France de Bravo’s translations of letters by Subcomandante Marcos, leader of the 1990s Zapatista uprising, were published in TriQuarterly. She, along with other poet-translators belonging to the Tramontane Group in Mexico City, such as Jennifer Clement, published Ruido de Suenos/Noise of Dreams, a bilingual anthology of Mexican poetry from the post-war period (1940–1960).

=== Other writing ===
France de Bravo is co-author, with Jessica Teich, of Trees Make the Best Mobiles: Simple Ways to Raise Your Child in a Complex World, a parenting guide rooted in “present parenting” and influenced by the Resources for Infant Educarers (RIE) philosophy of infant-toddler care. Published by St. Martin’s Griffin in 2001, the book encourages parents to appreciate the competence of babies and toddlers, and to simplify routines and prioritize attentive, low-tech interaction with young children.

== Teaching and contemplative work ==
France de Bravo is a certified teacher of Compassion Cultivation Training, an eight-week secular meditation course developed at Stanford University. She teaches CCT online and has been a coach to CCT teachers-in-training. She has served as a contemplative coach to a Dalai Lama fellow and volunteered with Insight on the Inside which shares mindfulness practices with under-resourced or marginalized communities in Washington, D.C.

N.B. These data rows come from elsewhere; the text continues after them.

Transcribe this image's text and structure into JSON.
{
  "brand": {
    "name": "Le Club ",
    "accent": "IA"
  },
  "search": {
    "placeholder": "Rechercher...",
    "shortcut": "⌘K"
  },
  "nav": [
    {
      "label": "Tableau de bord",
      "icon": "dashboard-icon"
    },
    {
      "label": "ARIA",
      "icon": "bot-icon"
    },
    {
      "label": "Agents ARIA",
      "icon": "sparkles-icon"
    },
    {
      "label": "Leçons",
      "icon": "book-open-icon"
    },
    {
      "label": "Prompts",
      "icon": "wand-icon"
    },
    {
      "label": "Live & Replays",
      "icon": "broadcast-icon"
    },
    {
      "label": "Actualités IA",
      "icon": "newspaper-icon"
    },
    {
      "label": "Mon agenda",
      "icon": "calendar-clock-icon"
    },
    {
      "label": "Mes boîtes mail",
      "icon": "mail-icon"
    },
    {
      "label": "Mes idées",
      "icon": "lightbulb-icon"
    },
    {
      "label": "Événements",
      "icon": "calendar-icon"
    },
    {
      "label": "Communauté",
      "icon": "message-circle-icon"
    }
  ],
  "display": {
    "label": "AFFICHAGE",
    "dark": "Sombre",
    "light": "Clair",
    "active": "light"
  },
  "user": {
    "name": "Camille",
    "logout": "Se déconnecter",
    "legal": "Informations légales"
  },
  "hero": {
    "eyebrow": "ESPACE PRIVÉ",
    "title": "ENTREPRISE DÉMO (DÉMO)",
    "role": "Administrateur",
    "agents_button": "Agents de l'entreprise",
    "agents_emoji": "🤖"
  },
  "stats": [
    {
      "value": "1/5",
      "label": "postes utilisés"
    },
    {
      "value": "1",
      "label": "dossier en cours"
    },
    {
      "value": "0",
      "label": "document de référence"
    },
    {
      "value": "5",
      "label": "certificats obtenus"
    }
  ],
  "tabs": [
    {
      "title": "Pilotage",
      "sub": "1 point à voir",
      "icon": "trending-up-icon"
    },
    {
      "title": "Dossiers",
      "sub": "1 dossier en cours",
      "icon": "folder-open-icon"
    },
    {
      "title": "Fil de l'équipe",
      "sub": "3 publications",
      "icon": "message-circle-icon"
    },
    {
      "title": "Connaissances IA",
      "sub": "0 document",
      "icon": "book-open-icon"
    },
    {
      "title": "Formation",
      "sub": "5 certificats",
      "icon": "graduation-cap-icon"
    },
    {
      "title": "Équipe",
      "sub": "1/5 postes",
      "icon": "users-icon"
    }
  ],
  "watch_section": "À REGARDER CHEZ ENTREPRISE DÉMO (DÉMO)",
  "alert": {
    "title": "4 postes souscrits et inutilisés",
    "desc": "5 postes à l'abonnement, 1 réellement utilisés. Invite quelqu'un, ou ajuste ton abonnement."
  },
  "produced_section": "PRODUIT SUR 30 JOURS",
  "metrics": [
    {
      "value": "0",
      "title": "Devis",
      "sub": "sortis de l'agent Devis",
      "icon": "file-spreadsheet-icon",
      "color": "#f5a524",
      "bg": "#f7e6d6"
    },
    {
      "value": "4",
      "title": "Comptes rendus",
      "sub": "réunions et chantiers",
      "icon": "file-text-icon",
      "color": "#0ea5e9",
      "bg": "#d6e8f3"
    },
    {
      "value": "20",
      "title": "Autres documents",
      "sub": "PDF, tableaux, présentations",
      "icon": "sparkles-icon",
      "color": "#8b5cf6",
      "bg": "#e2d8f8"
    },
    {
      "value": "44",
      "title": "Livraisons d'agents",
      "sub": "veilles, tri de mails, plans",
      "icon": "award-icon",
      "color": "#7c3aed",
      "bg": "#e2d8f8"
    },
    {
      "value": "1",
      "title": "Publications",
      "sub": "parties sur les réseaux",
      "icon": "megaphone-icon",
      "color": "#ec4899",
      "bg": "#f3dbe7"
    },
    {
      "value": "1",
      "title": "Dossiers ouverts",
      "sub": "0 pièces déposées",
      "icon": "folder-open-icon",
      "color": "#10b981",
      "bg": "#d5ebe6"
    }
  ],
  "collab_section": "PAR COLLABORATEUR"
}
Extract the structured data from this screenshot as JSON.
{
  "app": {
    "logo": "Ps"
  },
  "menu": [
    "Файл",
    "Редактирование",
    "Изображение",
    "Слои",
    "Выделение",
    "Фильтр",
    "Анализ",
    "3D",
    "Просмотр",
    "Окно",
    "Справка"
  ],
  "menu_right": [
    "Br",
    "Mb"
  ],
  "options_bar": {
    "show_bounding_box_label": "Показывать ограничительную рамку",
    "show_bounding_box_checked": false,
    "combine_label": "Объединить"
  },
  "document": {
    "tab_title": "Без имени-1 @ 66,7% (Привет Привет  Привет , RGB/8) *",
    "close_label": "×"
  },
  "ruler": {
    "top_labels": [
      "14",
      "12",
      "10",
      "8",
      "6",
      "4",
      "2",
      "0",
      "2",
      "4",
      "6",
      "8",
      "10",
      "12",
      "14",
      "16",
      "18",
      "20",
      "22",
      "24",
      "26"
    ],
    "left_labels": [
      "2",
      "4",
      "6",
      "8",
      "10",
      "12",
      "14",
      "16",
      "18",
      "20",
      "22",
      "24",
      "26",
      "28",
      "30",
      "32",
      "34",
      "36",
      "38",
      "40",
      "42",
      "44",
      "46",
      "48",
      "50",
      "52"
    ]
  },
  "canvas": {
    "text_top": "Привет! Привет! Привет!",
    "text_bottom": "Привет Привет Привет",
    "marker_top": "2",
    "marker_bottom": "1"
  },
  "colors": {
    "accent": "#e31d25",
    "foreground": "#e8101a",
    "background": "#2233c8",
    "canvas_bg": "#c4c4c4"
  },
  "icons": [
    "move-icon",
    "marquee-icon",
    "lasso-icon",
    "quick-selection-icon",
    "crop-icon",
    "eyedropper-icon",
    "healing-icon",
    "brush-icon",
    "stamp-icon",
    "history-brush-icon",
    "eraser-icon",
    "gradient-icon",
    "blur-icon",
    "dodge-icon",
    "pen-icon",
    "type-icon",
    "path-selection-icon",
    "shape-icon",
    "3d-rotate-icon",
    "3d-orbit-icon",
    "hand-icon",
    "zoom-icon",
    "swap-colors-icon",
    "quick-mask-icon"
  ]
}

== Public health career ==
France de Bravo has worked for nearly thirty years in public health, both internationally and in the United States. Early in her career she worked with Population Services International, providing technical assistance to contraceptive social marketing programs and conducting quantitative and qualitative health research, evaluations, and needs assessments in regions including Africa, Asia, and Latin America. She served as PSI’s project director for the first nationwide HIV prevention project in Zaire (now the Democratic Republic of the Congo), funded by USAID. She has consulted for organizations such as the World Health Organization, USAID, the World Bank, Open Society Foundations, and Marie Stopes International, with a focus on family planning, harm reduction for intravenous drug users, and HIV/AIDS prevention.

In the United States, while working for the National Center for Health Research (NCHR), a non-profit organization in Washington, D.C., France de Bravo developed health education and decision-support materials to help patients and their families make informed choices about health prevention and treatment. She and NCHR president, Diana Zuckerman frequently testified before FDA Advisory Committees on issues on the safety and efficacy of medical and consumer health products. France de Bravo was NCHR’s director of communications and public affairs from 2008 to 2015. She currently serves on the Board of Directors.

== Selected works ==

=== Poetry collections ===

- France de Bravo, Brandel (2025). Locomotive Cathedral. Lincoln, NE: Backwaters Press/University of Nebraska Press. ISBN 978-1-4962-4008-8
- France de Bravo, Brandel (2015). Mother, Loose. Lexington, KY: Accents Publishing, ISBN 978-1-936628-28-5
- France de Bravo, Brandel (2008). Provenance. Washington, D.C.: Washington Writers’ Publishing House. ISBN 978-0-931846-89-2

=== Edited volumes ===

- France de Bravo, Brandel, ed. (2010). Mexican Poetry Today: 20/20 Voices. Exeter: Shearsman Books. ISBN 978-1-84861-057-6

===Other books===

- Teich, Jessica; France de Bravo, Brandel (2002). Trees Make the Best Mobiles: Simple Ways to Raise Your Child in a Complex World. New York: St. Martin’s Griffin. ISBN 978-0-312-30325-9
- Zuckerman, Diana; France de Bravo, Brandel (2009). The Survival Guide for Working Moms. Illinois: Quill.